Pengertian Psikologi Hukum

SUDUT HUKUM | Psikologi hukum merupakan bidang yang baru dalam kajian ilmu hukum. Letak psikologi hukum dalam kajian hukum yaitu ada dalam kajian empiris terhadap hukum. Pendekatan psikologi terhadap hukum dimaksudkan untuk mengkaji perilaku-perilaku masyarakat sebagai subjek hukum dalam melihat fenomena hukum yang ada.

Pendekatan psikologi hukum menekankan determinan-determinan manusia dalam hukum, termasuk dari perundang-undangan dan putusan hakim. Hal ini sama dengan kajian sosiologi hukum dan antropologi hukum, dimana semuanya termasuk kajian empiris. Hanya saja psikologi hukum fokus pendekatannya pada individu sebagai unit analisisnya. Individu dipandang bertanggung jawab terhadap perilakunya sendiri dan memberikan kontribusi terhadap timbulnya perilaku itu (Achmad Ali, 2008:9)
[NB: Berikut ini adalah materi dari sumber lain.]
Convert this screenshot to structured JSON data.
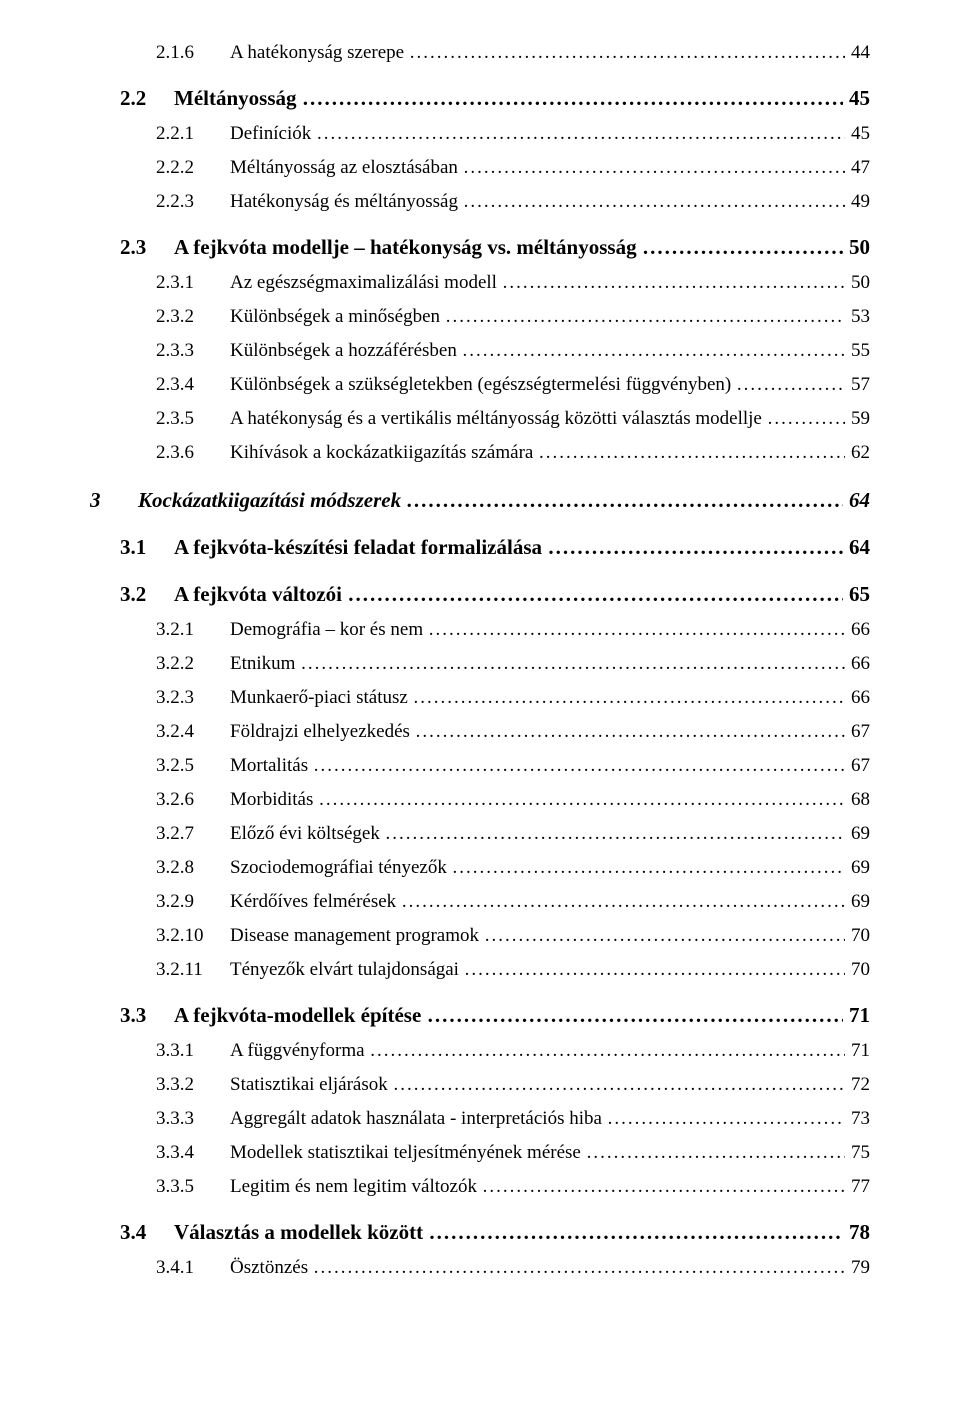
{
  "toc": [
    {
      "level": 3,
      "num": "2.1.6",
      "title": "A hatékonyság szerepe",
      "page": "44"
    },
    {
      "level": 2,
      "num": "2.2",
      "title": "Méltányosság",
      "page": "45"
    },
    {
      "level": 3,
      "num": "2.2.1",
      "title": "Definíciók",
      "page": "45"
    },
    {
      "level": 3,
      "num": "2.2.2",
      "title": "Méltányosság az elosztásában",
      "page": "47"
    },
    {
      "level": 3,
      "num": "2.2.3",
      "title": "Hatékonyság és méltányosság",
      "page": "49"
    },
    {
      "level": 2,
      "num": "2.3",
      "title": "A fejkvóta modellje – hatékonyság vs. méltányosság",
      "page": "50"
    },
    {
      "level": 3,
      "num": "2.3.1",
      "title": "Az egészségmaximalizálási modell",
      "page": "50"
    },
    {
      "level": 3,
      "num": "2.3.2",
      "title": "Különbségek a minőségben",
      "page": "53"
    },
    {
      "level": 3,
      "num": "2.3.3",
      "title": "Különbségek a hozzáférésben",
      "page": "55"
    },
    {
      "level": 3,
      "num": "2.3.4",
      "title": "Különbségek a szükségletekben (egészségtermelési függvényben)",
      "page": "57"
    },
    {
      "level": 3,
      "num": "2.3.5",
      "title": "A hatékonyság és a vertikális méltányosság közötti választás modellje",
      "page": "59"
    },
    {
      "level": 3,
      "num": "2.3.6",
      "title": "Kihívások a kockázatkiigazítás számára",
      "page": "62"
    },
    {
      "level": 1,
      "num": "3",
      "title": "Kockázatkiigazítási módszerek",
      "page": "64"
    },
    {
      "level": 2,
      "num": "3.1",
      "title": "A fejkvóta-készítési feladat formalizálása",
      "page": "64"
    },
    {
      "level": 2,
      "num": "3.2",
      "title": "A fejkvóta változói",
      "page": "65"
    },
    {
      "level": 3,
      "num": "3.2.1",
      "title": "Demográfia – kor és nem",
      "page": "66"
    },
    {
      "level": 3,
      "num": "3.2.2",
      "title": "Etnikum",
      "page": "66"
    },
    {
      "level": 3,
      "num": "3.2.3",
      "title": "Munkaerő-piaci státusz",
      "page": "66"
    },
    {
      "level": 3,
      "num": "3.2.4",
      "title": "Földrajzi elhelyezkedés",
      "page": "67"
    },
    {
      "level": 3,
      "num": "3.2.5",
      "title": "Mortalitás",
      "page": "67"
    },
    {
      "level": 3,
      "num": "3.2.6",
      "title": "Morbiditás",
      "page": "68"
    },
    {
      "level": 3,
      "num": "3.2.7",
      "title": "Előző évi költségek",
      "page": "69"
    },
    {
      "level": 3,
      "num": "3.2.8",
      "title": "Szociodemográfiai tényezők",
      "page": "69"
    },
    {
      "level": 3,
      "num": "3.2.9",
      "title": "Kérdőíves felmérések",
      "page": "69"
    },
    {
      "level": 3,
      "num": "3.2.10",
      "title": "Disease management programok",
      "page": "70"
    },
    {
      "level": 3,
      "num": "3.2.11",
      "title": "Tényezők elvárt tulajdonságai",
      "page": "70"
    },
    {
      "level": 2,
      "num": "3.3",
      "title": "A fejkvóta-modellek építése",
      "page": "71"
    },
    {
      "level": 3,
      "num": "3.3.1",
      "title": "A függvényforma",
      "page": "71"
    },
    {
      "level": 3,
      "num": "3.3.2",
      "title": "Statisztikai eljárások",
      "page": "72"
    },
    {
      "level": 3,
      "num": "3.3.3",
      "title": "Aggregált adatok használata - interpretációs hiba",
      "page": "73"
    },
    {
      "level": 3,
      "num": "3.3.4",
      "title": "Modellek statisztikai teljesítményének mérése",
      "page": "75"
    },
    {
      "level": 3,
      "num": "3.3.5",
      "title": "Legitim és nem legitim változók",
      "page": "77"
    },
    {
      "level": 2,
      "num": "3.4",
      "title": "Választás a modellek között",
      "page": "78"
    },
    {
      "level": 3,
      "num": "3.4.1",
      "title": "Ösztönzés",
      "page": "79"
    }
  ]
}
Psikologi hukum mengkaji dampak yang ditimbulkan oleh polisi, korban, hakim, pengacara, jaksa, terdakwa, dan sipir lembaga pemasyarakatan terhadap sistem hukum. Psikologi hukum berasumsi bahwa karakteristik dan partisipan sistem hukum ini mempengaruhi cara kerjannya sistem hukum. Di dalam karakteristik tersebut, tercangkup kemampuan dari orang-orang tersebut, perspektif mereka, nilai-nilai mereka, pengalaman mereka serta seluruh faktor yang mempengaruhi perilaku mereka. Contohnya, apakah seorang personel polisi akan memutuskan menangkap seorang pelanggar ketentuan lalu lintas atau membiarkanya pergi setelah diperingati?, Apakah seorang terdakwa dan pengacaranya menerima tawaran untuk mengaku bersalah dari jaksa penuntut umum untuk meringankan pidananya, atau mereka tetap mengaku tidak bersalah?, Apakah seorang hakim yang bersuku A akan lebih bersimpati terhadap terdakwa yang bersuku A? (Achmad Ali, 2008: 9-10).
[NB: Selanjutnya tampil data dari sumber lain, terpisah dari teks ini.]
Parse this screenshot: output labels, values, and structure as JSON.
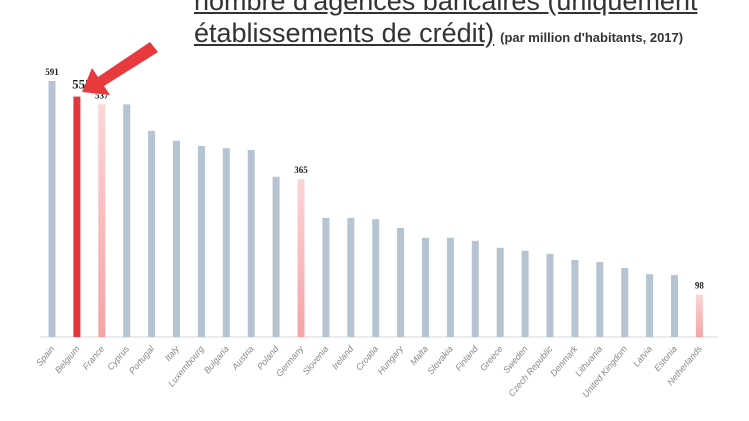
{
  "chart_data": {
    "type": "bar",
    "title": "nombre d'agences bancaires (uniquement établissements de crédit)",
    "title_line1": "nombre d'agences bancaires (uniquement",
    "title_line2": "établissements de crédit)",
    "subtitle": "(par million d'habitants, 2017)",
    "categories": [
      "Spain",
      "Belgium",
      "France",
      "Cyprus",
      "Portugal",
      "Italy",
      "Luxembourg",
      "Bulgaria",
      "Austria",
      "Poland",
      "Germany",
      "Slovenia",
      "Ireland",
      "Croatia",
      "Hungary",
      "Malta",
      "Slovakia",
      "Finland",
      "Greece",
      "Sweden",
      "Czech Republic",
      "Denmark",
      "Lithuania",
      "United Kingdom",
      "Latvia",
      "Estonia",
      "Netherlands"
    ],
    "values": [
      591,
      555,
      537,
      537,
      476,
      453,
      441,
      436,
      432,
      370,
      365,
      275,
      275,
      272,
      252,
      229,
      229,
      222,
      206,
      199,
      192,
      178,
      173,
      159,
      145,
      143,
      98
    ],
    "data_labels": {
      "Spain": "591",
      "Belgium": "555",
      "France": "537",
      "Germany": "365",
      "Netherlands": "98"
    },
    "highlight": {
      "Belgium": "strong",
      "France": "light",
      "Germany": "light",
      "Netherlands": "light"
    },
    "ylim": [
      0,
      600
    ],
    "grid": false,
    "colors": {
      "default": "#b6c3d1",
      "strong": "#e5343c",
      "light": "#f4a3a6",
      "arrow": "#e8393f"
    },
    "annotation": "arrow pointing to Belgium"
  }
}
Menurut Soerjono Soekarno (Achmad Ali, 1990: 188)
Psikologi hukum adalah studi hukum yang akan berusaha menyoroti hukum sebagai salah satu perwujudan dari gejala-gejala kejiwaan tertentu, dan juga landasan kejiwaan dari perilaku atau sikap tindak tersebut.”
Oleh karena itu, Soerjono Soekanto (Achmad Ali, 1990: 188189) menyimpulkan bahwa masalah-masalah yang ditujukan akan berkisar pada soal-soal berikut:
  1. Dasar-dasar kejiwaan dan fungsi pelanggaran terhadap kaedah hukum.
  2. Dasar-dasar kejiwaan dan fungsi pola-pola penyelesaian terhadap pelanggaran kaedah hukum.
  3. Akibat-akibat dan pola-pola penyelesaian sengketa tertentu.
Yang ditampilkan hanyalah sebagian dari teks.